Role of Radiation in Intermediate-Risk Rectal Cancer
Annals of Surgical Oncology, 2012
The treatment of rectal cancer has greatly evolved during the last several decades as a result of the understanding of the pathways of cancer spread, natural history of the disease, stages prognosis and prognostic markers. The tendency is clearly to move toward a more personalized approach to these patients based on preoperative staging and response to therapy. Although in the past we have been adding more treatment modalities to surgery to the point that every stage II/III cancer was treated with neoadjuvant chemo and radiotherapy followed by radical surgery by total mesorectal excision with or without sphincter preservation and more chemotherapy to follow, more recently this algorithm has been under discussion and scrutiny.

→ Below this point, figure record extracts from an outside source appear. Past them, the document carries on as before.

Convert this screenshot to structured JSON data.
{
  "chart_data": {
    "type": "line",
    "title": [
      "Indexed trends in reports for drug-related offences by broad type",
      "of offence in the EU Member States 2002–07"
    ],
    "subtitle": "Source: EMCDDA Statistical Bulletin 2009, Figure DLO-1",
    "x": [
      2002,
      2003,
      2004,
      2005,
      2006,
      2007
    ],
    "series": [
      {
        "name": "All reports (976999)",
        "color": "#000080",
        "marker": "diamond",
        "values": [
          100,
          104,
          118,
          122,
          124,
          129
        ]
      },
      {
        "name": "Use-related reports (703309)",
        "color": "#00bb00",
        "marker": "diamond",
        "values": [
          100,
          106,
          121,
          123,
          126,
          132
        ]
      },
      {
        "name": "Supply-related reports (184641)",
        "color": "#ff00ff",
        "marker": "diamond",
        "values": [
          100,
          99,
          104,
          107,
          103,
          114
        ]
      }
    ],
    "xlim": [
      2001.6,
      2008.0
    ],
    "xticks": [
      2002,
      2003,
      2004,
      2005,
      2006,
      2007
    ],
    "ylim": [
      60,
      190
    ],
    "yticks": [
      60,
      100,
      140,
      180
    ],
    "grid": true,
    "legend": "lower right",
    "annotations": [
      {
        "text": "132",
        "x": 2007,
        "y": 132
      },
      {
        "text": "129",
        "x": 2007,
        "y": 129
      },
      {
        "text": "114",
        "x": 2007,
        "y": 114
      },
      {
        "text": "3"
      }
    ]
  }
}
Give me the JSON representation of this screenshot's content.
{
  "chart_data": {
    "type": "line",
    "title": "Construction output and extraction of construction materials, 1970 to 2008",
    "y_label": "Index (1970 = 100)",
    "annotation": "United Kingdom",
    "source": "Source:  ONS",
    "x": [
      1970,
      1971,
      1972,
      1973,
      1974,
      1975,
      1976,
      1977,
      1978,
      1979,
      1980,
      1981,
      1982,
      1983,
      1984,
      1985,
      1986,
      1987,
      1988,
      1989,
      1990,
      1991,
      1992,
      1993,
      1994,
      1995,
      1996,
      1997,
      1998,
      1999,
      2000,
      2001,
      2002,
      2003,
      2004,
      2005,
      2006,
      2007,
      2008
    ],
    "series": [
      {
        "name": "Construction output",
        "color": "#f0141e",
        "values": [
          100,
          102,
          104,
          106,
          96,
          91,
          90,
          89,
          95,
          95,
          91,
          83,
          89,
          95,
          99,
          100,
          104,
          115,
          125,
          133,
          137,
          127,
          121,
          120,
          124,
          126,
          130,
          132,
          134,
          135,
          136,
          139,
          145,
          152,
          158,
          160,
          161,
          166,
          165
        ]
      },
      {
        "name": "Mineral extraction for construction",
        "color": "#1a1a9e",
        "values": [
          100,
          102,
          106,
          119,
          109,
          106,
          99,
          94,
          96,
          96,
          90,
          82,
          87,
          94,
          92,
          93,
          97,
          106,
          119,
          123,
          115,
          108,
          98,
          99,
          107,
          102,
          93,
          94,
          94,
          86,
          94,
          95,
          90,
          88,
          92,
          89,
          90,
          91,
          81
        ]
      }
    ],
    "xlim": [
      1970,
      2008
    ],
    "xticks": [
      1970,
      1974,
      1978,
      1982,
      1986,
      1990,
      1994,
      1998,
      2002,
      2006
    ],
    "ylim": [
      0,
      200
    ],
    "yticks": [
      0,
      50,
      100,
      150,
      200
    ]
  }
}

Two of the major topics of controversy are: the use of local excision or even a watch-and-wait approach after a clinical complete response and the need for radiotherapy in the intermediate risk group. In this manuscript we will present the historical perspective that has brought the treatment of rectal cancer to the current standard of care and present the evidence supporting further investigation in the intermediate risk group.